Interplane and crossseam ISLs are deactivated near the poles, because 
the pointing requirements for the links are too severe as the satellite
draw close to one another.  Shutdown of these links is governed by a parameter:
\begin{program}
HandoffManager/Sat set latitude_threshold_ 70; # degrees 
\end{program}
The values for this parameter in the example scripts are speculative;
the exact value is dependent upon the satellite hardware.  The handoff
manager checks the latitude of itself and its peer satellite upon a handoff
timeout; if either or both of the satellites is above 
\code{latitude_threshold_} degrees latitude (north or south), the link
is deactivated until both satellites drop below this threshold.

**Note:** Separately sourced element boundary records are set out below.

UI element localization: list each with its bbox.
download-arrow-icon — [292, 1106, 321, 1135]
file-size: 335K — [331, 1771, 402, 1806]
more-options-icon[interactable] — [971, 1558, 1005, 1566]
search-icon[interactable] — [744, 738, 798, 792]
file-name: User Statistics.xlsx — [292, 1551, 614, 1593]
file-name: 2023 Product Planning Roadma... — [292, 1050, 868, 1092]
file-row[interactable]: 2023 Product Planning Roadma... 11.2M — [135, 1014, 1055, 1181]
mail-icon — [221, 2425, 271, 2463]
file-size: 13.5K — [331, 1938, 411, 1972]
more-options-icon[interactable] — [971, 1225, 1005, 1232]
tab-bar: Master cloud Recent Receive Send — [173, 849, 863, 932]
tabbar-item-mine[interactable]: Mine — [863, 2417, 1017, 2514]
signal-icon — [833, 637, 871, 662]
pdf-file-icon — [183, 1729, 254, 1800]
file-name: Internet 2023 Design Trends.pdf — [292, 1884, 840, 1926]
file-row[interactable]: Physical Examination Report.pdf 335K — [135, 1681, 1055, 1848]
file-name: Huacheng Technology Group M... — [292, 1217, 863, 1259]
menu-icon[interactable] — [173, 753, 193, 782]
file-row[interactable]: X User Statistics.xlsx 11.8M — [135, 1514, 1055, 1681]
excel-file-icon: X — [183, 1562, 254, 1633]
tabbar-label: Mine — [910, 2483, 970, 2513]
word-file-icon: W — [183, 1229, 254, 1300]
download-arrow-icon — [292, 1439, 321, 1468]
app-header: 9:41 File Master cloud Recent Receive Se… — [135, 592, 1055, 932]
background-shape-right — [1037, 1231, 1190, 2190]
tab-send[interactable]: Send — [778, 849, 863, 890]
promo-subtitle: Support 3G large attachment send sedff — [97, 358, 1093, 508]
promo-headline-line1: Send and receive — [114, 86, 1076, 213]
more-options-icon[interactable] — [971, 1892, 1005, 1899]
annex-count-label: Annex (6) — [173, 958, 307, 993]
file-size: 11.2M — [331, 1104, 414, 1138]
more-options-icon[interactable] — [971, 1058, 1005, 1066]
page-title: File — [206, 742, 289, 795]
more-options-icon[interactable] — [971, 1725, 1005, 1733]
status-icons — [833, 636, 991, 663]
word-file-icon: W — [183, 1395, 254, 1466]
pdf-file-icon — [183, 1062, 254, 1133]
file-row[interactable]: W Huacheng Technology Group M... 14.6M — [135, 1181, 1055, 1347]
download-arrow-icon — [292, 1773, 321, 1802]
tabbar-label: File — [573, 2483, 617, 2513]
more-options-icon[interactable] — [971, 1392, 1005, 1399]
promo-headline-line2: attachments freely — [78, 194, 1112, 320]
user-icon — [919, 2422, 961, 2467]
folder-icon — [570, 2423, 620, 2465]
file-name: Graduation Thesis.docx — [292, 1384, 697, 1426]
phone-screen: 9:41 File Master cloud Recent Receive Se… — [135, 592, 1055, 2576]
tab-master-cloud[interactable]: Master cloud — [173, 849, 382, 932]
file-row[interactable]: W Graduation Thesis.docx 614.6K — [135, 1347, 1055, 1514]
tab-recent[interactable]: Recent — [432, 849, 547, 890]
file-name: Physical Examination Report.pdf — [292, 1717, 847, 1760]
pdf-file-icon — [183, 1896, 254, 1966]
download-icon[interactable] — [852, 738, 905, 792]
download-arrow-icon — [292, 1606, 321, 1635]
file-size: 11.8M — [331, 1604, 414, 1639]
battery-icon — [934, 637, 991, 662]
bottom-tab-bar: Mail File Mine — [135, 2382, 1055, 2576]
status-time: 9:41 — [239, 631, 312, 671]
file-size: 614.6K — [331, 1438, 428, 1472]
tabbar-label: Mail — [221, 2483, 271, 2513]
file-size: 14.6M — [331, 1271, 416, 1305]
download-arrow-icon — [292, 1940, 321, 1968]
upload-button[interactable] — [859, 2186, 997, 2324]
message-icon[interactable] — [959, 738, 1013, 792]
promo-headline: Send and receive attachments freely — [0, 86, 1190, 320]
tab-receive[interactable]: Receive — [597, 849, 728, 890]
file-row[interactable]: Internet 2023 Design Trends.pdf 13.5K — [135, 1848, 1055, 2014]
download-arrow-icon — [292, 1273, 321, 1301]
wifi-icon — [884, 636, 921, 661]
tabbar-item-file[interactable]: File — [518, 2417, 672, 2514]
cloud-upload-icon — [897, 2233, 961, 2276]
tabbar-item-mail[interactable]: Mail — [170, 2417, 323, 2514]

Finally, if crossseam ISLs exist, there are certain situations in which
the satellites draw too close to one another in the mid-latitudes (if
the orbits are not close to being pure polar orbits).  We check for
the occurence of this orbital overlap with the following parameter:
\begin{program}
HandoffManager/Sat set longitude_threshold_ 10; # degrees 
\end{program}
Again, the values for this parameter in the example scripts are speculative.
If the two satellites are closer together in longitude than 
\code{longitude_threshold_} degrees, the link between them is deactivated.
This parameter is disabled (set to $0$) by default-- all defaults for
satellite-related bound variables can be found in \nsf{tcl/lib/ns-sat.tcl}.